| ALIGNEMENT
DES PORTES CÉLESTES DES ÂMES
Tout
ce qui a trait aux portes célestes des âmes
a commencé il y a plus de dix ans ; j’essayais
de comparer des cercles quelque peu atypiques –
en général tumulaires- apparemment situés
aux croisements de l’écliptique avec la
Voie Lactée. Il convient de le répéter,
la clef surgit de Norman Davidson dans Astronomy and
the imagination (A new appoach to man’s experience
of the stars), publié par Routledge & Kegan
Paul NY, page 161: «Les grecs et les romains virent
la Voie Lactée comme un sentier pour les âmes
qui entraient par la porte où celle-ci traversait
le zodiaque aux Gémeaux et le laissaient pour
revenir vers les dieux par la porte du Sagittaire.»

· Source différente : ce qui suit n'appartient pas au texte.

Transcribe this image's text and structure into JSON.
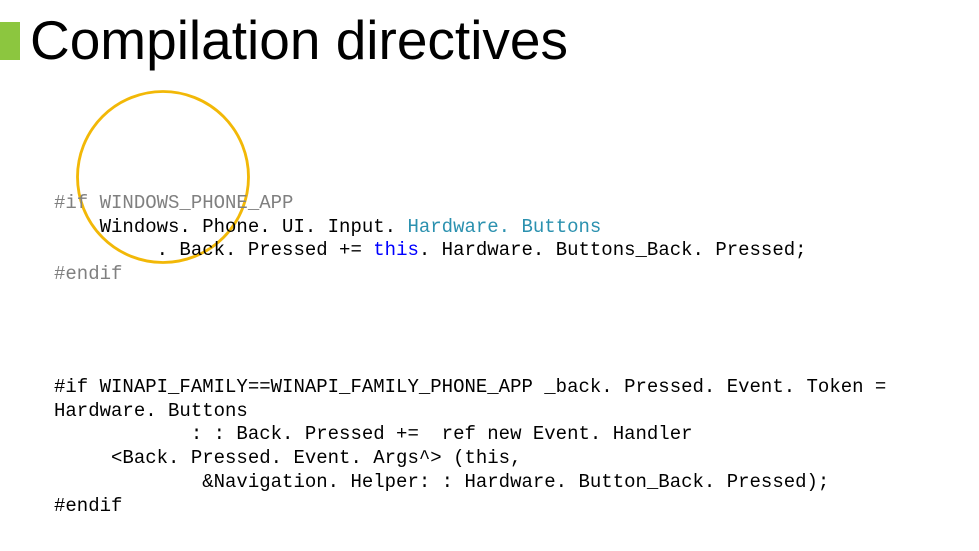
{
  "title": "Compilation directives",
  "code1": {
    "l1a": "#if WINDOWS_PHONE_APP",
    "l2a": "    Windows. Phone. UI. Input. ",
    "l2b": "Hardware. Buttons",
    "l3a": "         . Back. Pressed += ",
    "l3b": "this",
    "l3c": ". Hardware. Buttons_Back. Pressed;",
    "l4a": "#endif"
  },
  "code2": {
    "l1": "#if WINAPI_FAMILY==WINAPI_FAMILY_PHONE_APP _back. Pressed. Event. Token =",
    "l2": "Hardware. Buttons",
    "l3": "            : : Back. Pressed +=  ref new Event. Handler",
    "l4": "     <Back. Pressed. Event. Args^> (this,",
    "l5": "             &Navigation. Helper: : Hardware. Button_Back. Pressed);",
    "l6": "#endif"
  }
}
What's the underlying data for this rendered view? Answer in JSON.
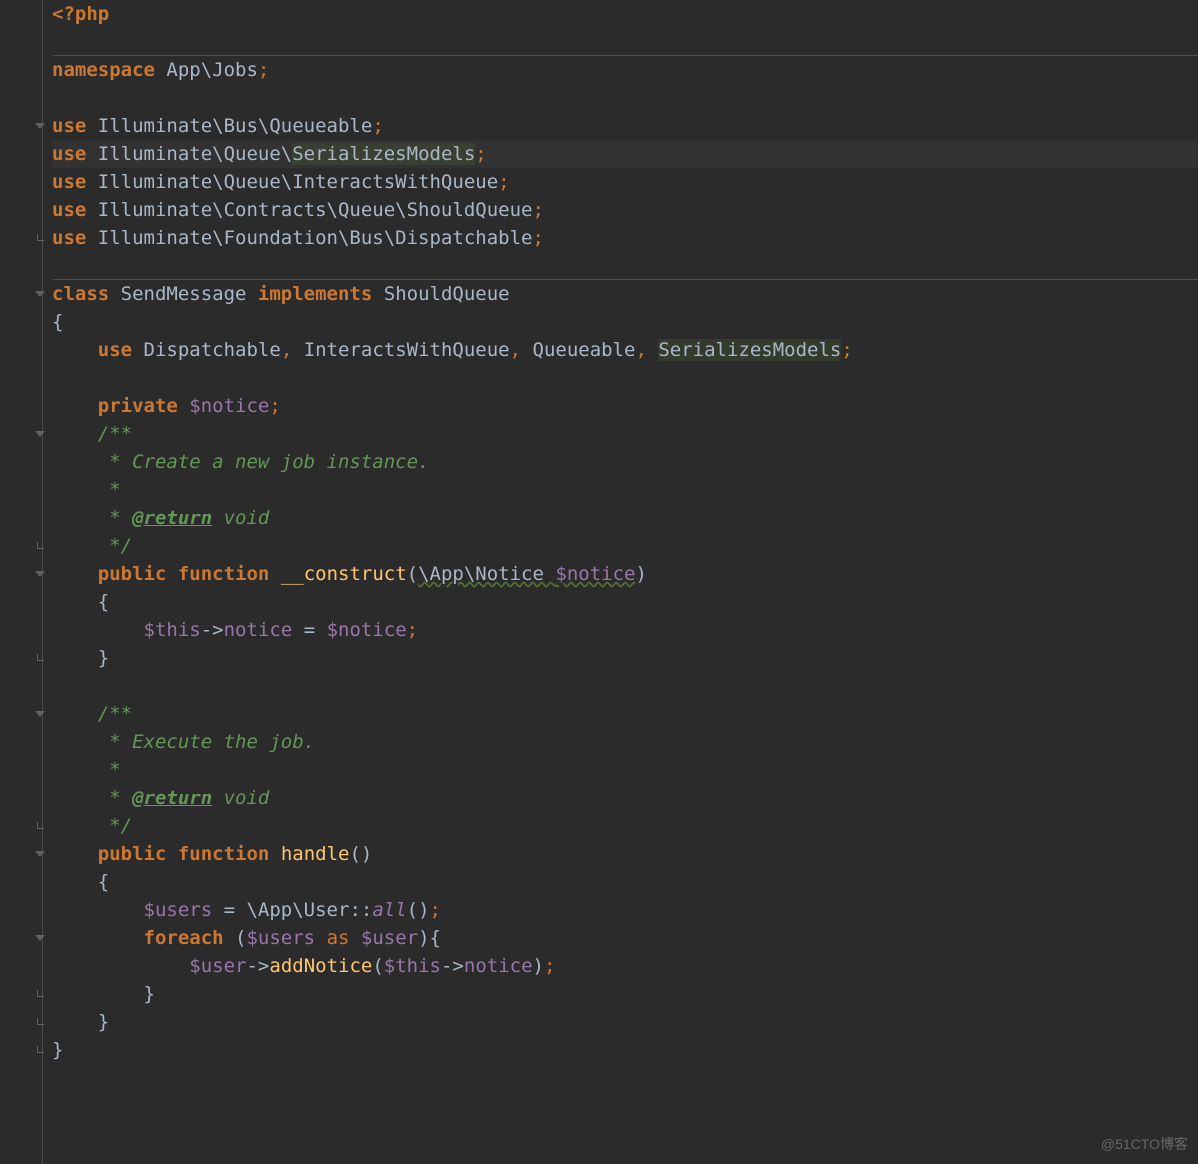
{
  "watermark": "@51CTO博客",
  "code": {
    "l1": {
      "open": "<?php"
    },
    "l3": {
      "kw": "namespace",
      "ns": " App\\Jobs",
      "semi": ";"
    },
    "l5": {
      "kw": "use",
      "ns": " Illuminate\\Bus\\Queueable",
      "semi": ";"
    },
    "l6": {
      "kw": "use",
      "ns": " Illuminate\\Queue\\",
      "hint": "SerializesModels",
      "semi": ";"
    },
    "l7": {
      "kw": "use",
      "ns": " Illuminate\\Queue\\InteractsWithQueue",
      "semi": ";"
    },
    "l8": {
      "kw": "use",
      "ns": " Illuminate\\Contracts\\Queue\\ShouldQueue",
      "semi": ";"
    },
    "l9": {
      "kw": "use",
      "ns": " Illuminate\\Foundation\\Bus\\Dispatchable",
      "semi": ";"
    },
    "l11": {
      "kw": "class",
      "name": " SendMessage ",
      "impl": "implements",
      "iface": " ShouldQueue"
    },
    "l12": {
      "brace": "{"
    },
    "l13": {
      "kw": "use",
      "t1": " Dispatchable",
      "c": ", ",
      "t2": "InteractsWithQueue",
      "t3": "Queueable",
      "t4": "SerializesModels",
      "semi": ";"
    },
    "l15": {
      "kw": "private",
      "var": " $notice",
      "semi": ";"
    },
    "l16": {
      "c": "/**"
    },
    "l17": {
      "c": " * Create a new job instance."
    },
    "l18": {
      "c": " *"
    },
    "l19": {
      "c1": " * ",
      "tag": "@return",
      "c2": " void"
    },
    "l20": {
      "c": " */"
    },
    "l21": {
      "kw1": "public",
      "kw2": "function",
      "fn": " __construct",
      "p1": "(",
      "type": "\\App\\Notice ",
      "var": "$notice",
      "p2": ")"
    },
    "l22": {
      "brace": "{"
    },
    "l23": {
      "v1": "$this",
      "arrow": "->",
      "prop": "notice",
      "eq": " = ",
      "v2": "$notice",
      "semi": ";"
    },
    "l24": {
      "brace": "}"
    },
    "l26": {
      "c": "/**"
    },
    "l27": {
      "c": " * Execute the job."
    },
    "l28": {
      "c": " *"
    },
    "l29": {
      "c1": " * ",
      "tag": "@return",
      "c2": " void"
    },
    "l30": {
      "c": " */"
    },
    "l31": {
      "kw1": "public",
      "kw2": "function",
      "fn": " handle",
      "p": "()"
    },
    "l32": {
      "brace": "{"
    },
    "l33": {
      "v": "$users",
      "eq": " = ",
      "ns": "\\App\\User",
      "dc": "::",
      "m": "all",
      "p": "()",
      "semi": ";"
    },
    "l34": {
      "kw": "foreach",
      "p1": " (",
      "v1": "$users",
      "as": " as ",
      "v2": "$user",
      "p2": ")",
      "brace": "{"
    },
    "l35": {
      "v": "$user",
      "arrow": "->",
      "m": "addNotice",
      "p1": "(",
      "v2": "$this",
      "arrow2": "->",
      "prop": "notice",
      "p2": ")",
      "semi": ";"
    },
    "l36": {
      "brace": "}"
    },
    "l37": {
      "brace": "}"
    },
    "l38": {
      "brace": "}"
    }
  }
}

Cette citation si sommaire et énigmatique me
servit à remonter peu à peu jusqu’à
ses origines et, au passage, pour supposer que les cercles
atypiques que je retrouvais tant de fois sur la section
de l’écliptique qui traverse la Voie Lactée
du Scorpion au Sagittaire, représentaient des
planètes, disons, « porteuses d’âmes
» vers la demeure des dieux. Le fait est que ma
‘trouvaille’, qui n’en est pas vraiment
une comme on le verra, fonctionne toujours en résolvant
avec élégance et précision de complexes
représentations stellaires qui, d’une autre
façon, ne trouveraient pas leur disposition astrale.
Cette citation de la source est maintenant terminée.